Multi-Cloud Strategy
Design and operate applications across multiple cloud providers. Covers multi-cloud architecture, abstraction layers, data sovereignty, vendor lock-in mitigation, and the cost-benefit tradeoffs that determine when multi-cloud makes sense.
Multi-cloud means running workloads across two or more cloud providers: AWS, Google Cloud, Azure, or others. It promises vendor independence, compliance flexibility, and best-of-breed service selection. But it also multiplies complexity, costs, and the operational surface area. Multi-cloud is a strategy that should be chosen deliberately, not accidental.
When Multi-Cloud Makes Sense
Good Reasons:
☐ Regulatory requirement (data sovereignty in specific regions)

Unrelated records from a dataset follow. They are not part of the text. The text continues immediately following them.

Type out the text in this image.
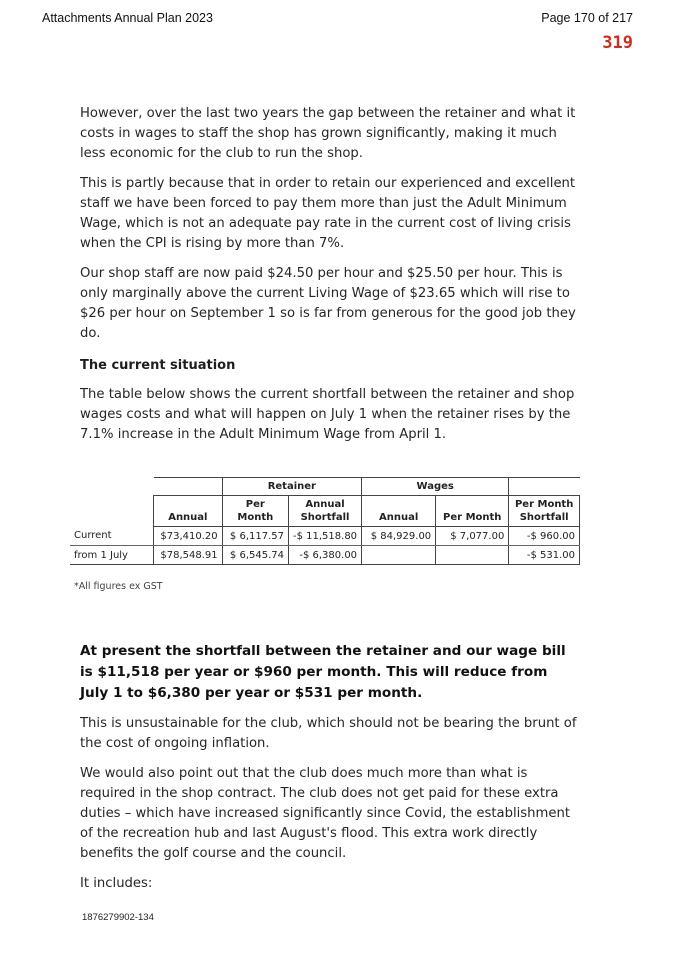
Attachments Annual Plan 2023	Page 170 of 217
319

However, over the last two years the gap between the retainer and what it costs in wages to staff the shop has grown significantly, making it much less economic for the club to run the shop.

This is partly because that in order to retain our experienced and excellent staff we have been forced to pay them more than just the Adult Minimum Wage, which is not an adequate pay rate in the current cost of living crisis when the CPI is rising by more than 7%.

Our shop staff are now paid $24.50 per hour and $25.50 per hour. This is only marginally above the current Living Wage of $23.65 which will rise to $26 per hour on September 1 so is far from generous for the good job they do.

The current situation

The table below shows the current shortfall between the retainer and shop wages costs and what will happen on July 1 when the retainer rises by the 7.1% increase in the Adult Minimum Wage from April 1.

		Retainer		Wages		
	Annual	Per Month	Annual Shortfall	Annual	Per Month	Per Month Shortfall
Current	$73,410.20	$ 6,117.57	-$ 11,518.80	$ 84,929.00	$ 7,077.00	-$ 960.00
from 1 July	$78,548.91	$ 6,545.74	-$ 6,380.00			-$ 531.00
*All figures ex GST						

At present the shortfall between the retainer and our wage bill is $11,518 per year or $960 per month. This will reduce from July 1 to $6,380 per year or $531 per month.

This is unsustainable for the club, which should not be bearing the brunt of the cost of ongoing inflation.

We would also point out that the club does much more than what is required in the shop contract. The club does not get paid for these extra duties – which have increased significantly since Covid, the establishment of the recreation hub and last August's flood. This extra work directly benefits the golf course and the council.

It includes:

1876279902-134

☐ Acquisition: Acquired company uses different cloud
☐ Best-of-breed: BigQuery for analytics, AWS for compute
☐ Disaster recovery: Cloud-level redundancy
☐ Customer requirement: Deploy in customer's cloud
Bad Reasons:
"Avoid vendor lock-in" (often costs more than lock-in)

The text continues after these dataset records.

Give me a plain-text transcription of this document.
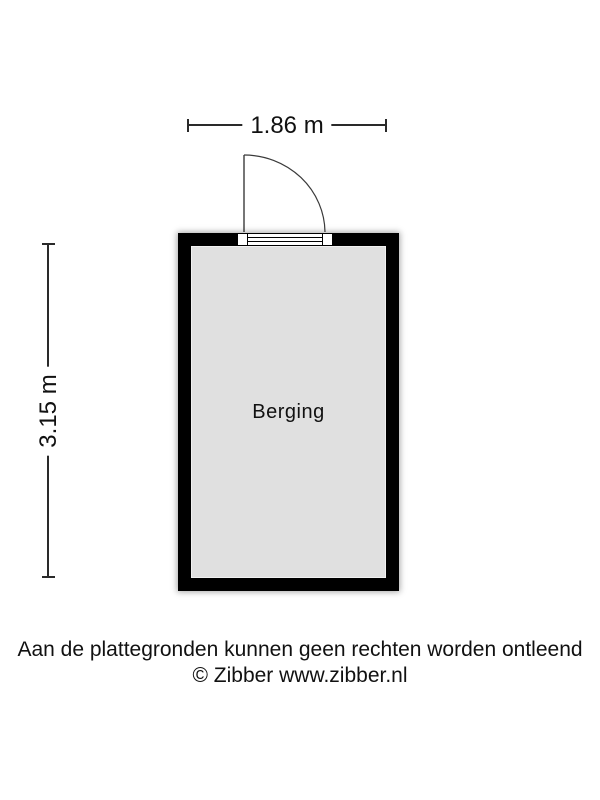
1.86 m
Berging
3.15 m
Aan de plattegronden kunnen geen rechten worden ontleend
© Zibber www.zibber.nl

"Negotiate better pricing" (volume discounts work better)
"Spread risk" (cloud outages are rare, complexity is constant)
"Because we can" (complexity without benefit)
Abstraction Strategies
Level 1: Infrastructure Abstraction (Terraform)
Use Terraform with provider-agnostic modules
Trade-off: Limited to common denominator features
resource "kubernetes_deployment" "app" {
# Same Terraform code deploys to EKS, GKE, or AKS
}
Level 2: Container Orchestration (Kubernetes)
Run Kubernetes on every cloud
Trade-off: Kubernetes everywhere, but managed services differ
Same manifests, different clusters:
EKS (AWS), GKE (Google), AKS (Azure)
Level 3: Application Abstraction (Dapr, Knative)
Application code unaware of cloud provider
Trade-off: Additional layer, not all features available
Dapr sidecar handles: state, pub/sub, secrets, bindings
Application talks to Dapr, Dapr talks to cloud services
Level 4: Fully Portable (Cloud-agnostic services only)
Only use open-source: PostgreSQL, Redis, Kafka, MinIO
Trade-off: Miss cloud-native benefits (managed services)
Data Strategy
Data is the hardest part of multi-cloud:
Replication:
Sync data between clouds (cross-cloud latency: 10-50ms)
Cost: Egress charges ($0.08-0.12/GB)
Consistency: Eventual (or expensive cross-cloud transactions)
Data Sovereignty:
EU data stays in EU cloud regions
US data stays in US cloud regions
Some countries require in-country hosting
Patterns:
Active-Passive:
Cloud A: Primary (all writes)
Cloud B: Read replica (disaster recovery)
RPO: Minutes to hours
Active-Active:
Cloud A: Serves region 1
Cloud B: Serves region 2
Sync: Bidirectional replication
Conflict: Last-writer-wins or application-level merge
Data Gravity:
Keep data where it's processed
Move compute to data, not data to compute
If analytics is on BigQuery, keep analytical data on GCS
Anti-Patterns
| Anti-Pattern | Consequence | Fix |
|---|---|---|
| Accidental multi-cloud | Complexity without strategy | Deliberate decision with clear benefits |
| Lowest common denominator | Lose cloud-native advantages | Use cloud-native where it matters, abstract where portable |
| Same app on every cloud | Double the ops work | Primary cloud + DR or regional deployment |
| Ignore egress costs | Data transfer bills explode | Minimize cross-cloud data movement |
| Separate teams per cloud | Silos, inconsistent practices | Platform team that spans clouds |
Multi-cloud should be a response to a specific need — not a default architecture. Most organizations benefit from being cloud-native on one provider and having a clear strategy for the specific scenarios that require a second.